Anmeldungsdatum: 25.10.2008
Beiträge: 70
Wohnort oder Region: Nienborstel

Beitrag Verfasst am: 07.07.2018 10:17 Antworten mit Zitat

Moin,Lucius

die Pommernstellung war in Überwachungsabschnitte aufgeteilt ,Festungsbaugruppe Neustettin und Festungsbaugruppe, Deutsch Krone.Es gab in den Gruppen ,Wallmeister, und Wächter, Leitungsprüfer.Fernmeldetechniker. Auf einenen Wallmeister kamen 2-4 Wächter

Es wurde kolportiert ,das die Schlüssel der Werke bei den Bürgermeistern/ Ortsvorstehern deponiert waren.
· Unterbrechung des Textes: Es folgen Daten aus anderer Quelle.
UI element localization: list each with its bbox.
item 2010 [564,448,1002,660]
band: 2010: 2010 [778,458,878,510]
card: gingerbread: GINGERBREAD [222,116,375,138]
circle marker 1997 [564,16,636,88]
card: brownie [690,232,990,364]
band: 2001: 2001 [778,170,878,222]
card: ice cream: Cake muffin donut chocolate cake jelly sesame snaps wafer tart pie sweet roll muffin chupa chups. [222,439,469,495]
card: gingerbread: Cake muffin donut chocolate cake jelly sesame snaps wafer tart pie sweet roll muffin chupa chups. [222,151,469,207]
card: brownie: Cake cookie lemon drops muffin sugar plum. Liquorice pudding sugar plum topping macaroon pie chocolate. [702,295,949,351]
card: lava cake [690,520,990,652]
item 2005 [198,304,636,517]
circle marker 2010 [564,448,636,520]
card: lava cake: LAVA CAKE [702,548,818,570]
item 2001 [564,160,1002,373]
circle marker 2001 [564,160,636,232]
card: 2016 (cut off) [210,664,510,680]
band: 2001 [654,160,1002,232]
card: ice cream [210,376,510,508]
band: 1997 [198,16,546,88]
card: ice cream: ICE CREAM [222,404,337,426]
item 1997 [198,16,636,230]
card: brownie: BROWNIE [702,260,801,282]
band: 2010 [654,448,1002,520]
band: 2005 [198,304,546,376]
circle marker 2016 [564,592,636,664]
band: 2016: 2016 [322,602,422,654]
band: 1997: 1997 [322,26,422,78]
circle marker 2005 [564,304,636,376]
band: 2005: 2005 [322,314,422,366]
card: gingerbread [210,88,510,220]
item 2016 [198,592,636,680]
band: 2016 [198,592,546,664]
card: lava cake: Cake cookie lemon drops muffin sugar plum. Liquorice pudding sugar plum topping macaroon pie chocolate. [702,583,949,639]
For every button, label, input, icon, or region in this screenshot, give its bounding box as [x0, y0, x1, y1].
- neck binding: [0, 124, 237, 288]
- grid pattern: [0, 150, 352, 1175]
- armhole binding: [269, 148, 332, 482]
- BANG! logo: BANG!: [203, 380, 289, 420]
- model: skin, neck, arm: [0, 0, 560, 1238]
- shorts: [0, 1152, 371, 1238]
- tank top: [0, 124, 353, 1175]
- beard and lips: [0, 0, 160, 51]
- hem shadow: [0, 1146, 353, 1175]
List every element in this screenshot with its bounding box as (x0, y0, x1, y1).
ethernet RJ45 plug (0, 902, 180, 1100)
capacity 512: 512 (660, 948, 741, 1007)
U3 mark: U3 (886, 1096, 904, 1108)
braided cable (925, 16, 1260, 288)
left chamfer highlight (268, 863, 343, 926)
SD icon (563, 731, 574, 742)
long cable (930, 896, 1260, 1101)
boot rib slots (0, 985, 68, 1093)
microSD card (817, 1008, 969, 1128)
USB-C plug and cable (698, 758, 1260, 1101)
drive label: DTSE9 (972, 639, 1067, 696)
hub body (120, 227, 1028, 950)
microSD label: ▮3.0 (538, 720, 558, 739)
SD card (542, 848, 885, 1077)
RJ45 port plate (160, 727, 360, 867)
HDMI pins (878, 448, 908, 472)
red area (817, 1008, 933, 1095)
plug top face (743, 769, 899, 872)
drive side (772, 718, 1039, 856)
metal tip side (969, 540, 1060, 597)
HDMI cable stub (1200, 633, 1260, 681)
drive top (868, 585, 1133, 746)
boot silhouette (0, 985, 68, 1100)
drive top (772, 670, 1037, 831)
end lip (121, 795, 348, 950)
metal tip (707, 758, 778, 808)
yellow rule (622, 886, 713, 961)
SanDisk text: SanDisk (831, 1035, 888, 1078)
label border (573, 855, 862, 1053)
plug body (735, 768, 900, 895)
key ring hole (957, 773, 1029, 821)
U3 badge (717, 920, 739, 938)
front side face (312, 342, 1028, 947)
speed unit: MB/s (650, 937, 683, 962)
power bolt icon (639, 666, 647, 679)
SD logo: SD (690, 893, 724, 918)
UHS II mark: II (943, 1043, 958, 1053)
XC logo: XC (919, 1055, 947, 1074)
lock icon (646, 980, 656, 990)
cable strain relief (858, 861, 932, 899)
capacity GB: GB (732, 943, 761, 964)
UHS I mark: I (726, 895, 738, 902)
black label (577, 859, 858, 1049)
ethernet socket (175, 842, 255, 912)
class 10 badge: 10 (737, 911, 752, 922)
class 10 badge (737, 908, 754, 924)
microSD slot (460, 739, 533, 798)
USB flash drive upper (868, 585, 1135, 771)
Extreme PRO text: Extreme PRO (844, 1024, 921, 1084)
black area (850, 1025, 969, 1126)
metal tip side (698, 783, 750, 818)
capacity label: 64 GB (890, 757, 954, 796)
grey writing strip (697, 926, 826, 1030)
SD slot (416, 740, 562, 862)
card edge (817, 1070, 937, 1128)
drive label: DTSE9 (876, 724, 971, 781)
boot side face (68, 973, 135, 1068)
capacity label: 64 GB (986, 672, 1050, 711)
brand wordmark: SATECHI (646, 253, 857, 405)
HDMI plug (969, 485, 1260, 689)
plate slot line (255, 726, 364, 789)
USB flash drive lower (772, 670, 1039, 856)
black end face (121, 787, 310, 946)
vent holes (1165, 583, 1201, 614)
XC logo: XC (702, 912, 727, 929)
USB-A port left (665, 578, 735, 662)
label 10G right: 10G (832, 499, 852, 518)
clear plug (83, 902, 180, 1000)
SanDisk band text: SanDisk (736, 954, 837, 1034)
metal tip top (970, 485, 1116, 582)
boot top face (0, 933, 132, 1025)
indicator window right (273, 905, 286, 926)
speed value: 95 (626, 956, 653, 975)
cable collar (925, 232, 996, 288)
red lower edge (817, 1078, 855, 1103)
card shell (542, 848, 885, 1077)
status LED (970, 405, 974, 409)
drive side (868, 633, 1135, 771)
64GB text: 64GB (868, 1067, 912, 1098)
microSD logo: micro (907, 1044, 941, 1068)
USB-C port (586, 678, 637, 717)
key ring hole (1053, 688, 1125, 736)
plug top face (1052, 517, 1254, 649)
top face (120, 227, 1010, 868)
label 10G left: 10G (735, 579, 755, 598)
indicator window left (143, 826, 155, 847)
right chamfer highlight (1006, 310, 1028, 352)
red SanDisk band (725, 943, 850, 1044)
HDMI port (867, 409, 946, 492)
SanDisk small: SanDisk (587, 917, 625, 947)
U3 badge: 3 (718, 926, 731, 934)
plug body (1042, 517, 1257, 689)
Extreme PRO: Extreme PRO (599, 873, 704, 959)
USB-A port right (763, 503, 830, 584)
Das scheint aber widerlegt zu sein.
Akten usw. über die Pommernstellung sind schwer zu finden. Suche auch schon lange danach.Ab und zu taucht mal etwas auf.

Ganz sicher sind es mehr als 600 Bauwerke. Ich bin noch nicht ganz an der Netze mit meiner Suche und bei 750 Bauwerken. Wenn man die Bauwerke der Netze Anschlußstellung dazu rechnet.kommt man sicher auf die 903 Bauwerke die in einer Baufortschrittanzeige, die mir vorliegt, aufgenommen sind.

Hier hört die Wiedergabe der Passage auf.